Codi remembers the day her sister left Tuscon to do good deeds in Nicaragua. 

          "She left in August after the last rain of the season. Summer storms in the desert
     are violent things, and clean, they leave you feeling like you have cried." 

And she, too, left Tuscon to return to the home she'd never felt at-home in. She was returning to care for her father, the town doctor who was declining into that worst of aging's punishments, dementia. She describes her town when she arrives by bus.

          "There wasn't a soul on the street today and I thought of those movies in which a 
     town is wiped clean of its inhabitants, for one reason or another -- a nuclear holocaust,
     say, or a deadly mutant virus -- leaving only a shell of consumer goods

          "I knew I'd been there. Sitting in Jonny's ... hunched in a booth drinking forbidden
     Cokes, reverently eyeing the distant easy grace of the girls who had friends and mothers.
     Those things didn't seem so much like actual memories as like things I might remember
     from a book I'd read more than once."

Some of those memories had not been true and some had.

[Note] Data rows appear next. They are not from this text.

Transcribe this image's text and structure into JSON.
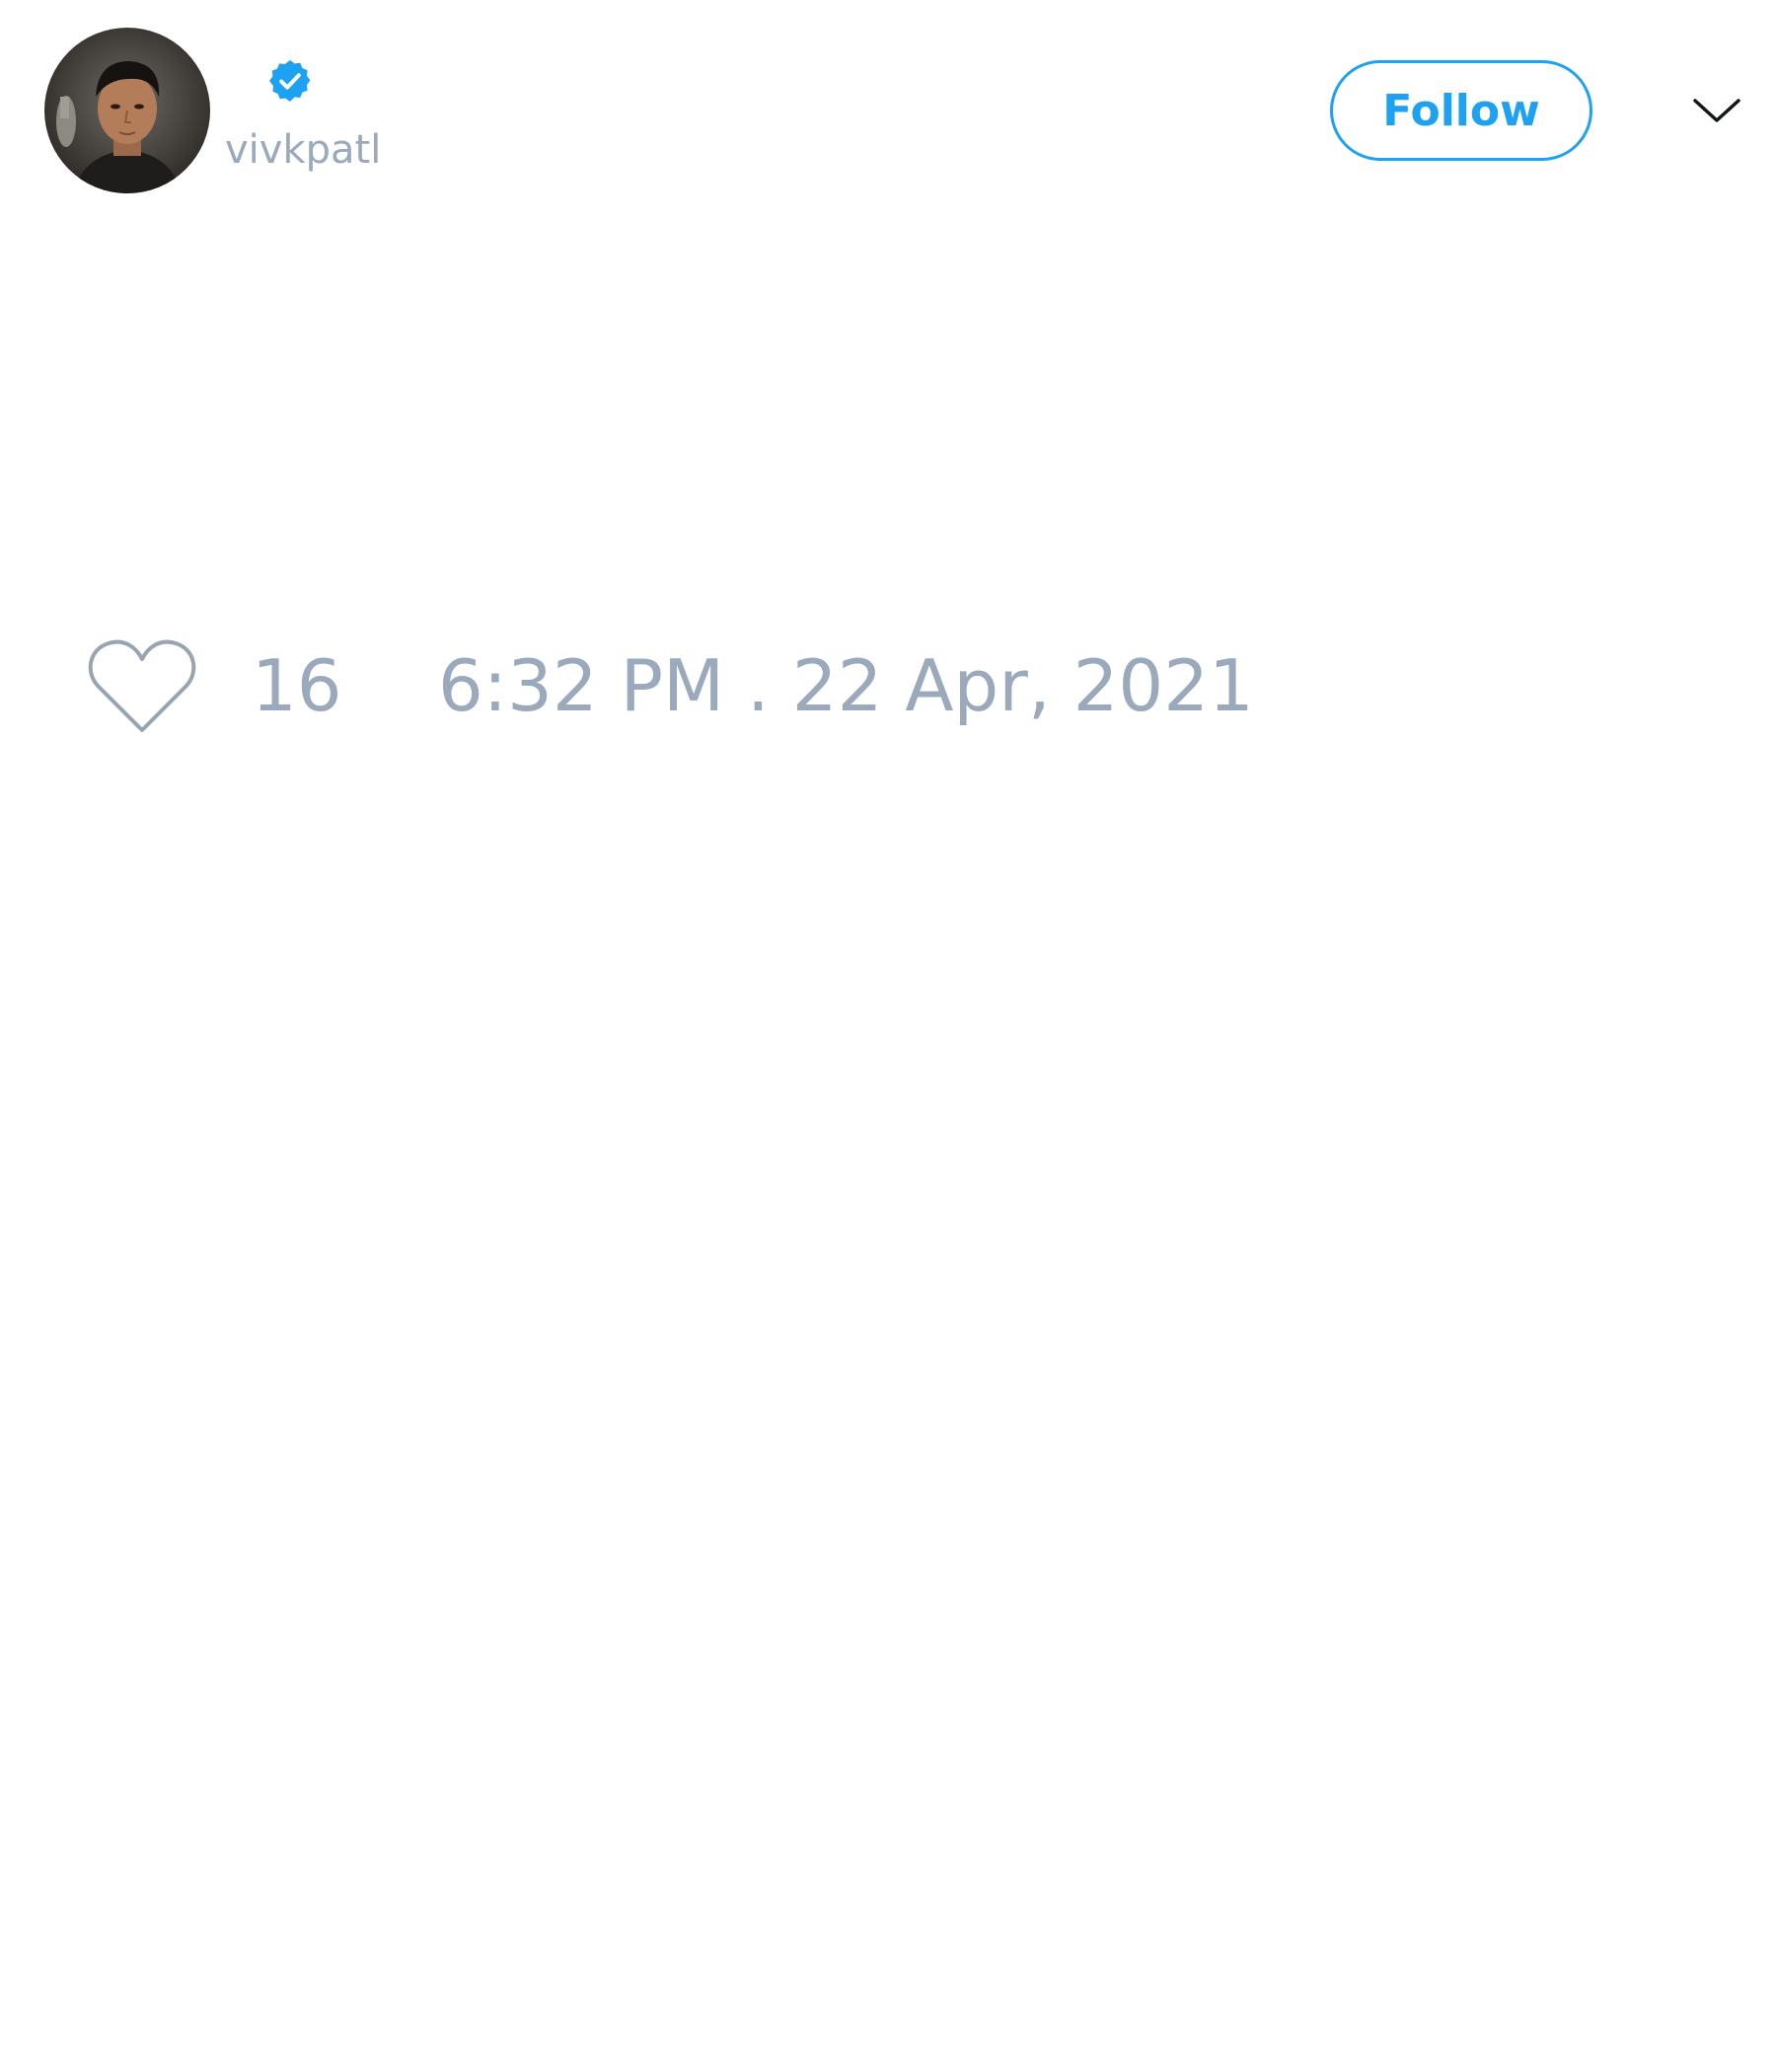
{
  "author": {
    "username": "vivkpatl",
    "verified": true,
    "avatar_icon": "profile-photo"
  },
  "header": {
    "follow_label": "Follow",
    "menu_icon": "chevron-down-icon"
  },
  "stats": {
    "like_icon": "heart-outline-icon",
    "like_count": "16",
    "timestamp": "6:32 PM . 22 Apr, 2021"
  },
  "colors": {
    "accent": "#1da1f2",
    "muted_text": "#9aa9bb",
    "icon_stroke": "#9aa4b0",
    "chevron": "#14171a",
    "background": "#ffffff"
  }
}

          "I can see my mother there, a small white bundle with nothing left, and I can see
     that it isn't a tragedy we're watching, really. Just a finished life."

And Ray Bradbury may be the best wordsmith ever. Where Kingsolver scatters her jewels on every page, Bradbury often builds each paragraph, each bit of dialogue with the most wonderful lines. In one of the many short stories in the collection which takes its title from my own favorite short story "I Sing the Body Electric" we meet Bradbury's robotic grandmother. She was purchased by a father for his three motherless children. Each child has their own needs, their own perspectives and after describing the care giver each wanted -- three different colors of eyes, three different styles of hair, three different everything -- they receive their perfect grandmother.

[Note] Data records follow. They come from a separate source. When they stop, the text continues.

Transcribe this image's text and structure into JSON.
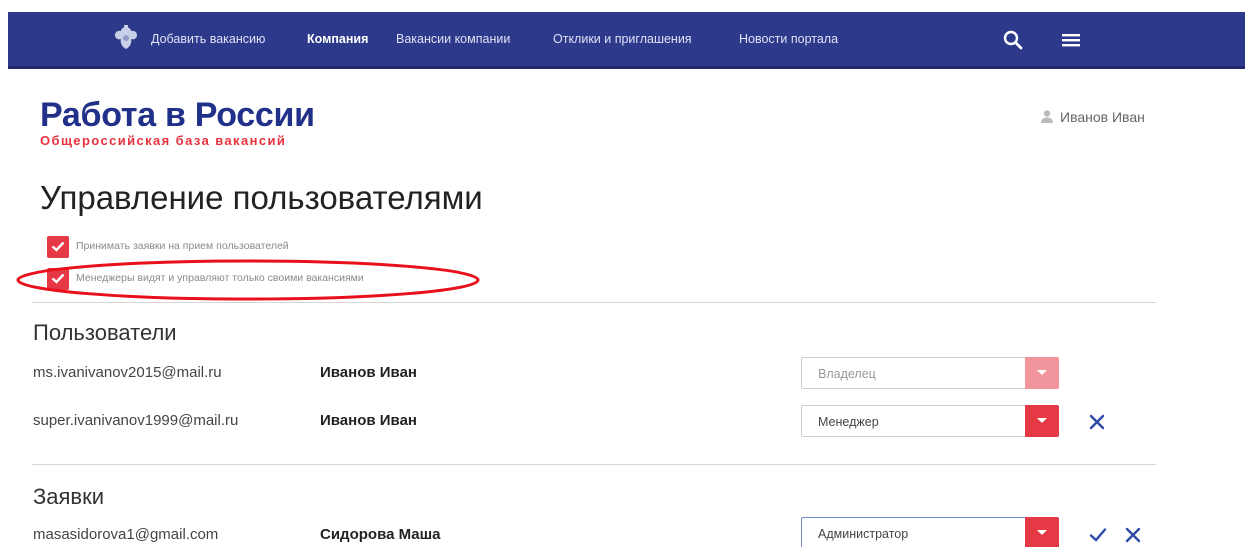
{
  "nav": {
    "items": [
      {
        "label": "Добавить вакансию",
        "active": false
      },
      {
        "label": "Компания",
        "active": true
      },
      {
        "label": "Вакансии компании",
        "active": false
      },
      {
        "label": "Отклики и приглашения",
        "active": false
      },
      {
        "label": "Новости портала",
        "active": false
      }
    ],
    "icons": [
      "emblem-icon",
      "search-icon",
      "hamburger-menu-icon"
    ]
  },
  "header": {
    "logo_title": "Работа в России",
    "logo_subtitle": "Общероссийская база вакансий",
    "user_name": "Иванов Иван",
    "user_icon": "user-icon"
  },
  "page": {
    "title": "Управление пользователями"
  },
  "settings": [
    {
      "label": "Принимать заявки на прием пользователей",
      "checked": true
    },
    {
      "label": "Менеджеры видят и управляют только своими вакансиями",
      "checked": true,
      "highlighted": true
    }
  ],
  "users_section": {
    "title": "Пользователи",
    "rows": [
      {
        "email": "ms.ivanivanov2015@mail.ru",
        "name": "Иванов Иван",
        "role": "Владелец",
        "disabled": true,
        "actions": []
      },
      {
        "email": "super.ivanivanov1999@mail.ru",
        "name": "Иванов Иван",
        "role": "Менеджер",
        "disabled": false,
        "actions": [
          "remove-icon"
        ]
      }
    ]
  },
  "requests_section": {
    "title": "Заявки",
    "rows": [
      {
        "email": "masasidorova1@gmail.com",
        "name": "Сидорова Маша",
        "role": "Администратор",
        "disabled": false,
        "actions": [
          "approve-icon",
          "reject-icon"
        ]
      }
    ]
  },
  "colors": {
    "nav_bg": "#2d3a8c",
    "logo_blue": "#21318a",
    "accent_red": "#e63946",
    "icon_blue": "#2d4aa8"
  }
}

          "And the golden mask face of the woman carved on the sarcophagus lid looked
     back at us with just the merest smile which hinted at our own joy, which accepted the
     overwhelming upsurge of a love we thought had drowned forever but now surfaced
     into the sun.
          Not only did she have a sun-metal face stamped and beaten out of purest gold,
     with delicate nostrils and a mouth that was both firm and gentle, but her eyes, fixed
     into their sockets, were cerulean or amethystine or lapus lazuli, or all three, minted
     and fused together."

          "The sarcophagus spelled winters ahead, springs to squander, autumns to spend
     with all the golden and rusty and copper leaves like coins, and over all her bright
     sun symbol, daughter-of-Ra eternal face, forever above our horizon, forever an
     illumination to tilt our shadows to better ends."

A grandmother that we would all wish to have raised us and to raise our children.

Now, if only we all wrote as well as Kingsolver and Bradbury, none of us would need to "kill our darlings." 

Do I have darlings? Yes, and they have been torn from my writings with me screaming and kicking for every one. (This is why we need editors!)

They are all safely ensconced in a folder marked "Cut Stuff That Might Be Good Somewhere."